Nevertheless, with appropriate safeguards and procedures, healthcare IT experts say is possible to overcome the compliance hurdles and extract valuable information from patient data that would otherwise remain hidden.

NHS Islington, the public healthcare provider for north London, is developing a business intelligence system to identify high-risk patients before they have to be rushed to hospital, so saving money and, hopefully lives.

The system uses open-source BI technology from US vendor Pentaho to mine the medical records of around 195,000 citizens.

“The system is looking for 70 risk factors that increase the chance of an emergency admission,” explains Ian Tritschler, associate director of IT at NHS Islington.

The system combines data from hospital admissions with the medical records that general practitioners hold in their surgeries.

Prior to using the Pentaho system, NHS Islington developed a similar BI application using just the data from hospital admissions. But they realised that it was only picking up a limited range of patients — some people are notoriously reluctant to go to hospital until it is too late

The current system incorporates GP data as well, thus catching more people its net and also building a more complete medical history of each patient.

Mr Tritschler says the system is a relatively simple BI application. “The same data testing approach could be used to identify who is most likely to purchase a brand of washing powder. The technology is the same.”

Nevertheless, because the data involved are patient records, the project had to be designed from the outset to meet exacting compliance considerations.

“We had to get the agreement from each of the GPs to use their patient information and the data are stored on a dedicated server,” he says.

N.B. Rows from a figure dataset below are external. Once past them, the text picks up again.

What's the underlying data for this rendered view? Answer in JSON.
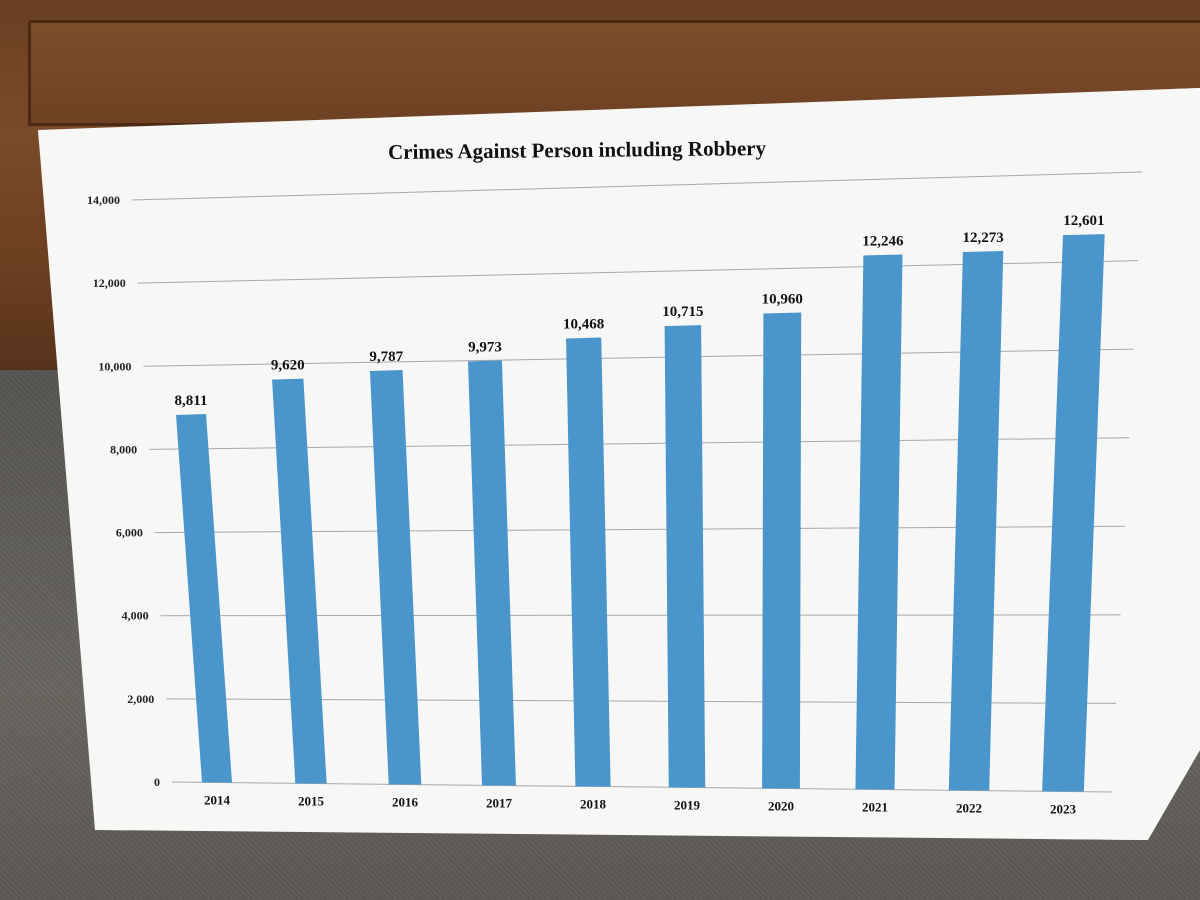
{
  "chart_data": {
    "type": "bar",
    "title": "Crimes Against Person including Robbery",
    "xlabel": "",
    "ylabel": "",
    "categories": [
      "2014",
      "2015",
      "2016",
      "2017",
      "2018",
      "2019",
      "2020",
      "2021",
      "2022",
      "2023"
    ],
    "values": [
      8811,
      9620,
      9787,
      9973,
      10468,
      10715,
      10960,
      12246,
      12273,
      12601
    ],
    "value_labels": [
      "8,811",
      "9,620",
      "9,787",
      "9,973",
      "10,468",
      "10,715",
      "10,960",
      "12,246",
      "12,273",
      "12,601"
    ],
    "ylim": [
      0,
      14000
    ],
    "yticks": [
      0,
      2000,
      4000,
      6000,
      8000,
      10000,
      12000,
      14000
    ],
    "ytick_labels": [
      "0",
      "2,000",
      "4,000",
      "6,000",
      "8,000",
      "10,000",
      "12,000",
      "14,000"
    ],
    "grid": true,
    "legend": "none",
    "bar_color": "#4a95cc"
  }
}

Instead of names, social security numbers are used to identify each patient and only one person, trained in compliance procedures, is authorised to process the data.

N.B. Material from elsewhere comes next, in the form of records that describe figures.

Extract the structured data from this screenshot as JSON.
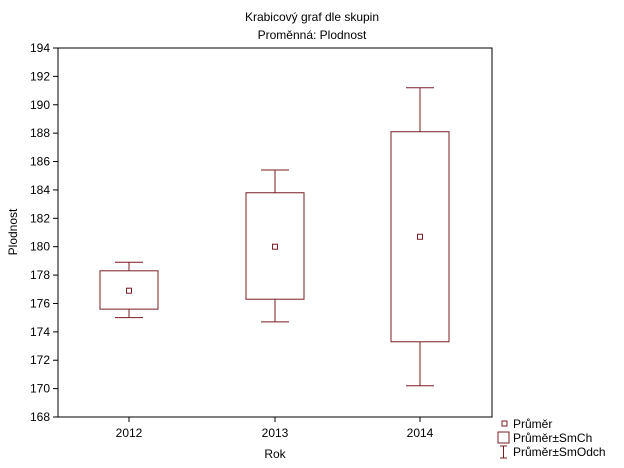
{
  "chart_data": {
    "type": "box",
    "title": "Krabicový graf dle skupin",
    "subtitle": "Proměnná: Plodnost",
    "xlabel": "Rok",
    "ylabel": "Plodnost",
    "ylim": [
      168,
      194
    ],
    "yticks": [
      168,
      170,
      172,
      174,
      176,
      178,
      180,
      182,
      184,
      186,
      188,
      190,
      192,
      194
    ],
    "categories": [
      "2012",
      "2013",
      "2014"
    ],
    "boxes": [
      {
        "category": "2012",
        "mean": 176.9,
        "box_low": 175.6,
        "box_high": 178.3,
        "whisker_low": 175.0,
        "whisker_high": 178.9
      },
      {
        "category": "2013",
        "mean": 180.0,
        "box_low": 176.3,
        "box_high": 183.8,
        "whisker_low": 174.7,
        "whisker_high": 185.4
      },
      {
        "category": "2014",
        "mean": 180.7,
        "box_low": 173.3,
        "box_high": 188.1,
        "whisker_low": 170.2,
        "whisker_high": 191.2
      }
    ],
    "legend": {
      "placement": "bottom-right",
      "items": [
        {
          "label": "Průměr",
          "marker": "small-square"
        },
        {
          "label": "Průměr±SmCh",
          "marker": "box"
        },
        {
          "label": "Průměr±SmOdch",
          "marker": "whisker"
        }
      ]
    },
    "grid": false,
    "colors": {
      "box": "#7a1c22",
      "axis": "#000000",
      "background": "#ffffff"
    }
  }
}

Most would accept the need for stringent procedures to protect medical data. But many organisations are reluctant to apply similar principles to their personnel records or customer data.

For example, many call centres have software to identify and pop up customer data on the agent’s screen. In the US this information may include the social security number, which is a potential breach of privacy laws, according to Francis Corden, founder of OpenSpan, a US firm that makes compliance applications.

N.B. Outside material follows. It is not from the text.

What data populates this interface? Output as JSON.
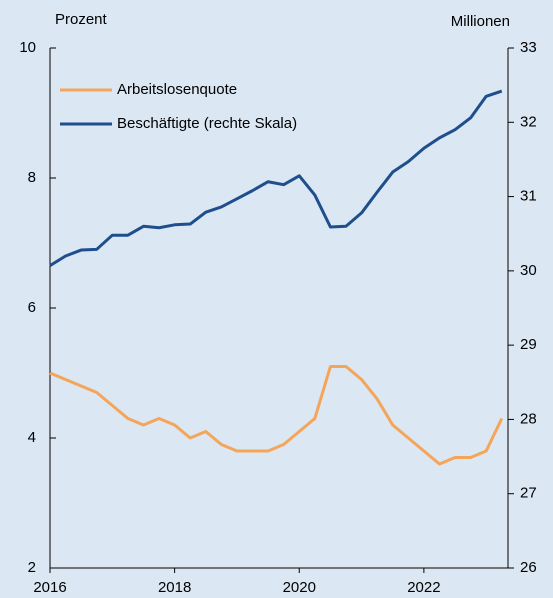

His company’s software can obscure sensitive information in “legacy” call centre applications and also prevent voice recording systems, whose use is obligatory in many call centres, from recording personal data.

Not surprisingly, IT vendors argue that the compliance problems created by legacy systems are best addressed by modernising IT systems. But for those whose budget won’t stretch to a major overhaul, there are often other ways to address the problem.

Take the example of a business that wants to see how well a product is selling in a particular town. For this purpose, the BI application does not need customers’ names or even full addresses.

Customer account numbers and the first few letters of their postcode — enough to identify the town but not the street — would be sufficient and reduce the chance of the company potentially breaching data privacy laws.